Disclaimer: this is a hypothetical question, not (immediately) related to any concrete past, present or future reviewed paper.
My context is the no-fly zone between Computer Science and Applied Mathematics. In my opinion, there are some research directions within this field that are pointless. Roughly speaking, papers can be either theoretical or applicative. The former provide insight on formal concepts, model interesting physical phenomena, analyze significant properties of an algorithm, and so on. The latter build algorithms to solve real-world applications, or at least provide preliminary results on contrived problems that promise future performance enhancements. In summary, I am very tolerant as to which is my field of research, and I find interesting results almost everywhere.
However, I observe that there appear more and more papers that suffer from the syndrome of the "parameter change": a model—typically an algorithm—is built that can solve toy problems, but no large-scale application is proved or foreseen; there are no fundamental theoretical problems in either Mathematics or Computer Science (or Physics, Biology, or other fields) involved; then, a second paper changes a minor parameter or adds a light generalization, but still no real applicability is shown; then a third paper. Note that I am not talking about marginal papers, I estimate that half the papers of a top journal (ISI indexed, impact factor, serious publisher...) fall within this description.

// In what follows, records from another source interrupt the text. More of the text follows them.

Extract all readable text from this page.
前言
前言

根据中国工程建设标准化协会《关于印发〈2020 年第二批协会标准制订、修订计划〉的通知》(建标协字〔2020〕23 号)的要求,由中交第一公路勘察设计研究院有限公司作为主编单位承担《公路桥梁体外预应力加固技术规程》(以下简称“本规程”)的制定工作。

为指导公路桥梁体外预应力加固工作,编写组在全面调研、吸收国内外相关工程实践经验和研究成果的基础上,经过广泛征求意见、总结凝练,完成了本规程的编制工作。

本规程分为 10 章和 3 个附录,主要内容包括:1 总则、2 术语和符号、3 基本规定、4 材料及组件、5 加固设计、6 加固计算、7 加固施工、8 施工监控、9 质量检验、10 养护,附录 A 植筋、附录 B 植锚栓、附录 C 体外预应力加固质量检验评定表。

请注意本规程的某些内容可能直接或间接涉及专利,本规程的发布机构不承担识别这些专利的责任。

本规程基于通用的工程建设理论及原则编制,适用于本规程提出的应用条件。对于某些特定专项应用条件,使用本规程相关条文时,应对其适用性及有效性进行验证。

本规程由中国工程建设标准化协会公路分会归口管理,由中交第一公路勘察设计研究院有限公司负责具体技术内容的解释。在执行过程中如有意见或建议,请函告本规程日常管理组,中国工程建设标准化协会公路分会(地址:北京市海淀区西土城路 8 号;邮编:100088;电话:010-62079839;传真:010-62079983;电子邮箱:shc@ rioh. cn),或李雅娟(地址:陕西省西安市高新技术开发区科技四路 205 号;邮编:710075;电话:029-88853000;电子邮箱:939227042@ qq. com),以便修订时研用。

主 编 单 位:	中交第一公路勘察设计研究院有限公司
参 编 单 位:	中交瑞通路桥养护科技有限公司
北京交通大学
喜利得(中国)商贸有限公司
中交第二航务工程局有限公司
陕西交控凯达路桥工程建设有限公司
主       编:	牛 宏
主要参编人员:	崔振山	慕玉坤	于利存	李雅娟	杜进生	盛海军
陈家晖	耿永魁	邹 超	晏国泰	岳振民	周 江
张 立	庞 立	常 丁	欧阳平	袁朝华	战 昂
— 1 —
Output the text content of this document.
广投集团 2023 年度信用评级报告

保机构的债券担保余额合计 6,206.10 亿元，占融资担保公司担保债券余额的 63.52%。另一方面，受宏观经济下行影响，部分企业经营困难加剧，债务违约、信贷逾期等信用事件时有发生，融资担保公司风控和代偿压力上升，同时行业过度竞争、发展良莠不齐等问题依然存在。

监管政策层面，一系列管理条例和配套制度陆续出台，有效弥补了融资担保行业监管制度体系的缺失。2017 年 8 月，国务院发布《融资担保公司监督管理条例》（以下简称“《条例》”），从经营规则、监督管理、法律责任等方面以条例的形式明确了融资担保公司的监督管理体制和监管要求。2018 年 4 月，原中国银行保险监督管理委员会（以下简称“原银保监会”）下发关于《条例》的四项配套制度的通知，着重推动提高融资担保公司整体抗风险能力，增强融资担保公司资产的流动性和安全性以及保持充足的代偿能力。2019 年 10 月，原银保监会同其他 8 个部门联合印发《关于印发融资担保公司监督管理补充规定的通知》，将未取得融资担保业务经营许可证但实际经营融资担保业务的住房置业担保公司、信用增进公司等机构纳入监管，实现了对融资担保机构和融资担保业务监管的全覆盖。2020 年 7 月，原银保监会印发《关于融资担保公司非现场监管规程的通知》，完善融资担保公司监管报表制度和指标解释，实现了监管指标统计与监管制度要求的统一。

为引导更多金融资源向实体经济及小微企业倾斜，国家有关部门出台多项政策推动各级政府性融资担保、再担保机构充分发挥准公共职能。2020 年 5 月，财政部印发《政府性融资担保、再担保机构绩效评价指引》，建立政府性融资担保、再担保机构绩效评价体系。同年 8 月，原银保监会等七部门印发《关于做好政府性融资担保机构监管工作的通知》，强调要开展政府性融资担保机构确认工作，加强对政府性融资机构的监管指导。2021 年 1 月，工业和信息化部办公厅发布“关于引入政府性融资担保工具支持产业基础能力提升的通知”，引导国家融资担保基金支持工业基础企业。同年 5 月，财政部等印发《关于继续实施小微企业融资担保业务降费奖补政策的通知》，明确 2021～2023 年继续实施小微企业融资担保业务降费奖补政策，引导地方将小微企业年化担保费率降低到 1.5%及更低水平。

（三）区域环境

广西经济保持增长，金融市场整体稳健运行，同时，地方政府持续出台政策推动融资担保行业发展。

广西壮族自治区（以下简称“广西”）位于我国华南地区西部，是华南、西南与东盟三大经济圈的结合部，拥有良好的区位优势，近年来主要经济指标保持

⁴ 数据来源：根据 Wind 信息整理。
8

Now, my particular problem: I am assigned a paper for review. I am a bit prejudiced by the title and the abstract, but nonetheless I bite the bullet and go through pages and pages of equations, crowned by some computer simulations that allegedly prove the superiority of the algorithm (marginal superiority in an uninteresting toy problem). I am unable to point out any particular error, which is hardly surprising, since what is proved is rather obvious, usually some disguised version of the Stone-Weierstrass theorem or the Lyapunov Stability criterion.
What do you think should be my stance? Some possibilities:
Next time, think better and decline the review because you are prejudiced and unable to produce a fair review.
Well, the paper is correct, isn't it? Judge exclusively by the content.
The editor has asked for your opinion and you think that the paper should not be published. Say so: "It is correct but this line of research is pointless. Yes, I know that there are hundreds of papers within this line, but those are not my business and I am currently reviewing this paper".
What about consequences of the somewhat quixotic answer 3? It looks like my opinion is minority and probably not shared with editors themselves. Could I be berated or blacklisted by the editor?